Jeunes de Kinshasa posent leurs conditions pour toute réforme constitutionnelle en RDC
Une structure de la jeunesse congolaise a marqué l’actualité politique ce mardi 2 juin à Kinshasa en organisant une conférence de presse dédiée au débat sur le changement constitutionnel. Cette initiative survient alors que la classe politique divise ses positions sur la question, certains y voyant une opportunité, d’autres une menace pour la stabilité du pays.
Trois impératifs non négociables selon la nouvelle génération congolaise
Pour cette organisation, la réflexion sur la Constitution ne constitue pas un crime mais nécessite des garde-fous essentiels avant toute modification. Elle a ainsi énoncé trois conditions préalables :
- Une nécessité impérieusement démontrée : La réforme doit répondre à des problèmes concrets et immédiats affectant la population.

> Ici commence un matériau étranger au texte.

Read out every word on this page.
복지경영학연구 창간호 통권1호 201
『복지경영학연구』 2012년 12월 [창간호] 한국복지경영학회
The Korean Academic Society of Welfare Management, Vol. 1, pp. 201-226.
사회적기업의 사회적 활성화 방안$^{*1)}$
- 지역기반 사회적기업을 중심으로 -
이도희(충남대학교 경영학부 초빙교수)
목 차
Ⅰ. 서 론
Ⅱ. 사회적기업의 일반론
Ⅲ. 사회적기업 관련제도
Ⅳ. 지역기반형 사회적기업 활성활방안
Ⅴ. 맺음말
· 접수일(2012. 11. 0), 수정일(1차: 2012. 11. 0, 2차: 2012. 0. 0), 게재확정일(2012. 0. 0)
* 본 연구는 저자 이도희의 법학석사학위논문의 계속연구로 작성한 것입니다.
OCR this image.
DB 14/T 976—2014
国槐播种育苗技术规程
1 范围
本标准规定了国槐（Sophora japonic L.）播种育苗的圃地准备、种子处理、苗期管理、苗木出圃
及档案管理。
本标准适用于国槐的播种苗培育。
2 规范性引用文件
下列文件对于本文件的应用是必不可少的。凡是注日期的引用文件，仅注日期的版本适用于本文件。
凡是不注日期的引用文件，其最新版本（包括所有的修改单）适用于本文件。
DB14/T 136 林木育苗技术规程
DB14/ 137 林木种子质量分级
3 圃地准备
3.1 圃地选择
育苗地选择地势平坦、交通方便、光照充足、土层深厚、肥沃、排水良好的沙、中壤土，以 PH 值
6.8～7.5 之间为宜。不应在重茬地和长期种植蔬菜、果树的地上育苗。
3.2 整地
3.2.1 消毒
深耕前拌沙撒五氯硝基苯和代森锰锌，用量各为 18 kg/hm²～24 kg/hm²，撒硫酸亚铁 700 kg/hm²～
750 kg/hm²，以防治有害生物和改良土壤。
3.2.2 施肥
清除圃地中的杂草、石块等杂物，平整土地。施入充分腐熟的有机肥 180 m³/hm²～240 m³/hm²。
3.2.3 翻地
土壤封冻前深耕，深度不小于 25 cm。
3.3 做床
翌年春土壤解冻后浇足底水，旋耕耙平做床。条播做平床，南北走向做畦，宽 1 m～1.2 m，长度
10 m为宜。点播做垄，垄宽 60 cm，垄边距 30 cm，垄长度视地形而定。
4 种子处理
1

- Un consensus national élargi : L’adhésion de l’ensemble des forces vives du pays est indispensable.
- Un climat politique apaisé : Éviter toute polarisation qui pourrait fragiliser davantage la cohésion nationale.
Ces exigences visent à garantir que toute modification constitutionnelle serve l’intérêt général et non des ambitions particulières.
Des questions fondamentales à éclaircir
Le porte-parole de la structure, Mukenge Totoro, a souligné la nécessité de répondre à des interrogations cruciales :
« Pourquoi changer la Constitution maintenant ? Quels sont les maux spécifiques que cette réforme prétend résoudre ? En quoi améliorera-t-elle concrètement le quotidien des Congolais ? Qui en tirera les principaux bénéfices : le pays ou certains acteurs politiques ? Comment s’assurer que cette réforme consolidera la démocratie plutôt que des intérêts égoïstes ? Tant que ces questions resteront sans réponses claires, transparentes et convaincantes, le débat alimentera la méfiance et les divisions au sein de la société. »
Cette prise de position intervient dans un contexte où les tensions politiques s’exacerbent autour du projet de modification de la Loi fondamentale.
Un appel à la jeunesse congolaise pour affirmer son rôle citoyen
La structure a également interpellé la jeunesse congolaise sur sa responsabilité dans ce processus démocratique. Elle l’exhorte à ne pas se contenter d’un rôle passif de soutien électoral ou de mobilisation ponctuelle, mais à devenir un acteur engagé dans la réflexion, la proposition et le contrôle citoyen.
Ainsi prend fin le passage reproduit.